3. What is your ideal writing time, place, and/or ritual?
Time is whenever I can get my butt in the chair around my day job, my husband, and my dog whining at me to go outside and eat grass. I prefer a quiet space. I’m better at mid-day than at night, and I need to be sufficiently caffeinated. I’m definitely a person who works better with a real deadline. It’s too easy to let myself off the hook.
4. Which authors would you say inspire you the most to write?
One of my first big “Aha!” moments was finding Delphine Dryden’s the Science of Temptation series. They’re sweet, funny, and super sexy. I’m also a huge fan of Tamsen Parker, whom I’m lucky enough to call a friend; Rebekah Weatherspoon writes great, sexy, kinky stories; Cecilia Tan has been out there writing kink since forever and kicking ass at it…I could do this all day. It’s one of the things I love most about romance writers and readers, we will unabashedly fangirl and give recs until we’re blue in the face.

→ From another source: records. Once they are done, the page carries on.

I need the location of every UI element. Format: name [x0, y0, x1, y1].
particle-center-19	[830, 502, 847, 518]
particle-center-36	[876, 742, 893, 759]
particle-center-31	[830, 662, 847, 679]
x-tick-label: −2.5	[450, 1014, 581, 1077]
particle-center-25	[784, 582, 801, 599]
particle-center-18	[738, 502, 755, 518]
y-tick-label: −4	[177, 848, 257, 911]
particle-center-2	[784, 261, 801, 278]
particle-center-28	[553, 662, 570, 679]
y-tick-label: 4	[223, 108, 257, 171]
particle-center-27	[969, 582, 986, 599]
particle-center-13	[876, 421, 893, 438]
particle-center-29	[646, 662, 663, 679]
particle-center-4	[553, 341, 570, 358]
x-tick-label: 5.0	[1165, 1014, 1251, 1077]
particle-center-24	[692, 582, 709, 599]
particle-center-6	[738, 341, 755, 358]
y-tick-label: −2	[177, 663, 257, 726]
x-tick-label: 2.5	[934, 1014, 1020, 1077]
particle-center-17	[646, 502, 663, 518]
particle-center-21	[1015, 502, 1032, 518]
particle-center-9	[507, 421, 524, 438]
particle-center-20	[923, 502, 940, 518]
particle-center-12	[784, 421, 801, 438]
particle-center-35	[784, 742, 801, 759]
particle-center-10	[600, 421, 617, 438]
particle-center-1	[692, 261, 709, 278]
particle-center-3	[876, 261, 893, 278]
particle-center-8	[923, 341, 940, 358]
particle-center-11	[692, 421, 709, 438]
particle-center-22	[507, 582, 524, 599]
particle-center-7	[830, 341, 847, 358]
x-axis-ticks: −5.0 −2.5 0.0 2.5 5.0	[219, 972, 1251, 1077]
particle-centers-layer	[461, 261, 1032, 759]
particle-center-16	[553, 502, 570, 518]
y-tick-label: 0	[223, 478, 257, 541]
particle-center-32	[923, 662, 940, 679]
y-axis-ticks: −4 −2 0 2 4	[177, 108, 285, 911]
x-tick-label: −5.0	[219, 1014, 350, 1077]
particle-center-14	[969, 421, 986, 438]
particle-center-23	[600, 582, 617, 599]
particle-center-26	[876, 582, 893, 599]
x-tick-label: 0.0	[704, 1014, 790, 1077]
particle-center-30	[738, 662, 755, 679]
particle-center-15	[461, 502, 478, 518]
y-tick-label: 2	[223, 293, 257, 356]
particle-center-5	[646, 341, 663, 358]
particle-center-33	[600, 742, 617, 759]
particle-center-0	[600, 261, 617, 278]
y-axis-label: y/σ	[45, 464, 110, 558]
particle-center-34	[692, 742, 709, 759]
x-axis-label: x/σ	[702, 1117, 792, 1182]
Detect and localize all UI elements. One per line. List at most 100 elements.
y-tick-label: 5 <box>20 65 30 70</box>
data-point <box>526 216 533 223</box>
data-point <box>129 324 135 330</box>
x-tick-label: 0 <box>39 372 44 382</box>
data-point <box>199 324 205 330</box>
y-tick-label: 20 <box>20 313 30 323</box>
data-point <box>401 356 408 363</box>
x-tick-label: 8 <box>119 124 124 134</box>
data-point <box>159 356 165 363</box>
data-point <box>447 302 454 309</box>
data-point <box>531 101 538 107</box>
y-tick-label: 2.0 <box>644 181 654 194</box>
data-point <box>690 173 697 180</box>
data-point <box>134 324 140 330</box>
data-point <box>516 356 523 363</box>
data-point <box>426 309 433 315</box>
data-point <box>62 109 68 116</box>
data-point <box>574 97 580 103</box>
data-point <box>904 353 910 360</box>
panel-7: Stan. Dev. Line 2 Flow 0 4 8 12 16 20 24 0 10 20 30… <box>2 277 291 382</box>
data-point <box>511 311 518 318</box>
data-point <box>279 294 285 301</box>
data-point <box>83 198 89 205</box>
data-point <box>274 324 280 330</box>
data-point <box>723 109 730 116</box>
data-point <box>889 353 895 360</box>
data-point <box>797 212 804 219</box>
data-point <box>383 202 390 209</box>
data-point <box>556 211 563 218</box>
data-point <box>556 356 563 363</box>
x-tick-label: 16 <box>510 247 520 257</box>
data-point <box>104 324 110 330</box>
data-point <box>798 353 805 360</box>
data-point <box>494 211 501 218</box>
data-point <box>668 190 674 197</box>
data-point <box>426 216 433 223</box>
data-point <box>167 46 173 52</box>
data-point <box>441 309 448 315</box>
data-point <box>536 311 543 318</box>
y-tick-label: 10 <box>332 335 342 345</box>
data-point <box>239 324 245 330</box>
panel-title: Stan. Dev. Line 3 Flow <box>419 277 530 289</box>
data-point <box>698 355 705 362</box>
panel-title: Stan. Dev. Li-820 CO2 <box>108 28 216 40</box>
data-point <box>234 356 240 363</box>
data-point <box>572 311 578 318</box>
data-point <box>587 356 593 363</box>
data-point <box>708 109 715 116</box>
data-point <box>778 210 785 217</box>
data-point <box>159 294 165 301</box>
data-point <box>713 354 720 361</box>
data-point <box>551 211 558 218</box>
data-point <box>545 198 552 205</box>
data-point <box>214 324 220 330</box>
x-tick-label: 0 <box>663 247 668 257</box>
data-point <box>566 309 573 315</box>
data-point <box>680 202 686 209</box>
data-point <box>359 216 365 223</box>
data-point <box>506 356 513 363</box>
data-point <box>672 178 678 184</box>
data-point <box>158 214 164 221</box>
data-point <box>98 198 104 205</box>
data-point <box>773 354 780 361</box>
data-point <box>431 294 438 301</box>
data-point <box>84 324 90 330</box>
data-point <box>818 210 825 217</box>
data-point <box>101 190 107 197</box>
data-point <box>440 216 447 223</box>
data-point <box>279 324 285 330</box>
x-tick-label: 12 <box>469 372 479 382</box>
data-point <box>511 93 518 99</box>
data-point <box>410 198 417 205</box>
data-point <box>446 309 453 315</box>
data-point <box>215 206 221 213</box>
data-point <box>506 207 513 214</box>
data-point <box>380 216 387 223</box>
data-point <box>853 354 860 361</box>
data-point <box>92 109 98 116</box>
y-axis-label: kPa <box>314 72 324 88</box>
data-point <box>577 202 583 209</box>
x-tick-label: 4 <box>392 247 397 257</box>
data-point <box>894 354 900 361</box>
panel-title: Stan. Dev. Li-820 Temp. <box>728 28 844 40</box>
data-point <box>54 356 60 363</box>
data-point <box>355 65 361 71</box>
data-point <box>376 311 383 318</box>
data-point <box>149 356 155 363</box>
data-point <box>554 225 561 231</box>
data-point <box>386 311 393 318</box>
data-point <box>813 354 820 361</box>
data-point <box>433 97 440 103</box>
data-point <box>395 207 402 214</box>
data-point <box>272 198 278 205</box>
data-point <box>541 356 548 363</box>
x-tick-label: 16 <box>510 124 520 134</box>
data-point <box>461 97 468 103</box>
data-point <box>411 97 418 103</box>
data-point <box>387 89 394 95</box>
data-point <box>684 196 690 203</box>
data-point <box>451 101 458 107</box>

5. Any advice for the budding authors out there?
Find your community. Whether it’s online or you join your local chapter of RWA or a writer’s group, find your people. Find cheerleaders, find critique partners, and know that those won’t always be the same people. Find the people who will sit in a restaurant bar for hours and talk process and deadlines and who will send you to bed at a conference when you’re falling asleep at the table. Writing is solitary, until it isn’t, surround yourself with people who get you for those times you have to come out of the writing cave.